На пороге кабинета появляется блондинка. Та самая, в мини-юбке. От удивления Ник открывает рот — и забывает его закрыть.
Алька умерла лет семь назад или двадцать семь лет назад — что не имеет принципиального значения. Она умерла, а я остался — лежал, ел черешню и плевал скользкими онкольными косточками в потолок, когда пришел Бонапарт, он же Бо, он же Боря, и сообщил:
— Она меня отвергла.
— Кто?
— Аида.
— А это кто?
— Наездница.
— Почему?
— Не знаю… — Пускал слюни и смотрел глазами грызуна. При этом жрал мою черешню вместе с косточками и беспрестанно сучил куцыми, словно ампутированными, ножками-ручками.
— Ты напоминаешь мне вождя, — сказал я.
— Вождя? — удивился мой приятель. — Какого вождя?
Однажды, когда мы жили, мама отвела меня и Альку в Мавзолей… долго тащила по военно-хозяйственной брусчатке… теряя в многоножной шаркающей пролетаризованной массе… находила… и мы висели на рефлексивных ее руках… и А. требовала:
— Хочу писать… хочу писать… хочу писать…
А я молчал, хотя тоже хотел… Мама религиозно закатывала глаза и молилась:
— Потерпи-потерпи-потерпи!
Как можно терпеть, если очень хочется?
И поэтому мы с А. толком не рассмотрели рыжеватую, как конский хвост, святыню.
Не знаю как Алька, у меня было единственное желание: чтобы организованная радетельная мука поскорее закончилась и я бы мог выпустить на свободу мной переработанную газированную воду, которой злоупотребил с единоутробной сестрой.
Когда же это наконец случилось под оккультированной бастионной стеной, я услышал радостный голос А.:
— Мама, а дедушка, который спит, засушенный, как кузнечик…
— Аля!.. — повело маму, епитимная тень от рубиновой звезды украла ее лицо.
— И нет!
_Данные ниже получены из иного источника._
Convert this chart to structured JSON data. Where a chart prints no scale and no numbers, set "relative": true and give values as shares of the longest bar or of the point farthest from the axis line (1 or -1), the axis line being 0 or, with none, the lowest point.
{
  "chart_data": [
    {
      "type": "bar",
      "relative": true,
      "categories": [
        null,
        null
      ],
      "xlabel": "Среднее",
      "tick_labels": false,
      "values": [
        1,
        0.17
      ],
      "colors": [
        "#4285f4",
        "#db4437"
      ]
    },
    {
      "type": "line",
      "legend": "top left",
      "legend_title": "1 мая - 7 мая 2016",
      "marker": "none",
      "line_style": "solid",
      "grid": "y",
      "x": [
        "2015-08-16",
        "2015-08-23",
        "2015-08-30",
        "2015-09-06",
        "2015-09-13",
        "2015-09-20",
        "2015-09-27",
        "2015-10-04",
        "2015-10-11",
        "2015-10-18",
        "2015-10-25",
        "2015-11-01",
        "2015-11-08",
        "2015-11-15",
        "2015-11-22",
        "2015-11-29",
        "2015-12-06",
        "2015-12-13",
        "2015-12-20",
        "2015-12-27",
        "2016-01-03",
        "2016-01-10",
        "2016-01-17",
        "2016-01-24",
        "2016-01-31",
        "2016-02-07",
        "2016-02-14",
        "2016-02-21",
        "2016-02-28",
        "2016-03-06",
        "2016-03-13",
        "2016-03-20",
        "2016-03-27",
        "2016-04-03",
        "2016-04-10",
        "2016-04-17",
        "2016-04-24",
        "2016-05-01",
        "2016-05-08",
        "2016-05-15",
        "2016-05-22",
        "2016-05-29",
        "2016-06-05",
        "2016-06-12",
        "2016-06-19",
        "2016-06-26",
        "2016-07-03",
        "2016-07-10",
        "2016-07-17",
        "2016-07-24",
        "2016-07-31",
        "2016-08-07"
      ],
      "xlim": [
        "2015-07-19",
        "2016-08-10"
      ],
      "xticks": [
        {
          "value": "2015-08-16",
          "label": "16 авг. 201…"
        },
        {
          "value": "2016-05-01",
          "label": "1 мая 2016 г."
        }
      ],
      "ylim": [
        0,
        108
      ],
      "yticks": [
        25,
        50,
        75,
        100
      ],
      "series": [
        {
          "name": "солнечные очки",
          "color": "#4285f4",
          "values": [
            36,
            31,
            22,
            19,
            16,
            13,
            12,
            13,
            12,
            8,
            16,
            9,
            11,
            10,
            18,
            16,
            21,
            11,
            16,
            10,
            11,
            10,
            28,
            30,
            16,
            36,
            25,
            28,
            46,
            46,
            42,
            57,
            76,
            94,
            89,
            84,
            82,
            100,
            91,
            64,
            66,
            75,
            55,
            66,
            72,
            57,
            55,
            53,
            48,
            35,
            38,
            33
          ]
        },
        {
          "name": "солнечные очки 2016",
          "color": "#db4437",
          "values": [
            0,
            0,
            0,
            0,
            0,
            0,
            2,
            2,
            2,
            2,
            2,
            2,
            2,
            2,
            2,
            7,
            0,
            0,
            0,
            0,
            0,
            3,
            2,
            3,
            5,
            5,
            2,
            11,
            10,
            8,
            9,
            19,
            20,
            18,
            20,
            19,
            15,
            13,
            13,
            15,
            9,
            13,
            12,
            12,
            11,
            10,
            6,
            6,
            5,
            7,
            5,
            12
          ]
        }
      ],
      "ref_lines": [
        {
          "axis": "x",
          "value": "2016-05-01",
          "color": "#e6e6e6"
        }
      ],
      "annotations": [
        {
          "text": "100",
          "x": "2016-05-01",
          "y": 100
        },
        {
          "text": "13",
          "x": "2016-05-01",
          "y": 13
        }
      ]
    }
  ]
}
И нет, — пожалел я маму. — Он похож на Борьку!
У нашего дворового товарища была великолепная цесарская циклопическая башка. И вообще он был выродок, и на его глобальном дистрофическом лбу прорастала шишка, как, наверное, знак высшей небесной силы.
Позже я узнал: когда-то давно нашу святыню залило пахучими канализационными водами. По такому нечаянному случаю задали вопрос Патриарху всея Руси: мол, как святая церковь может объяснить подобный казус?
— По мощам и елей, — последовал велеречивый ответ.
Скрежет открывающихся металлических ворот с закрашенными разлапистыми звездами. На Объект въезжает разбитая грязная колымажка. Тормозит у Поста. Из машины вываливается очень нетрезвый человек:
— З-з-загоруйко! Ты где? Это я — Ваня! Смена в моем лице!.. Любаша, ты тоже выходи! Родине служить!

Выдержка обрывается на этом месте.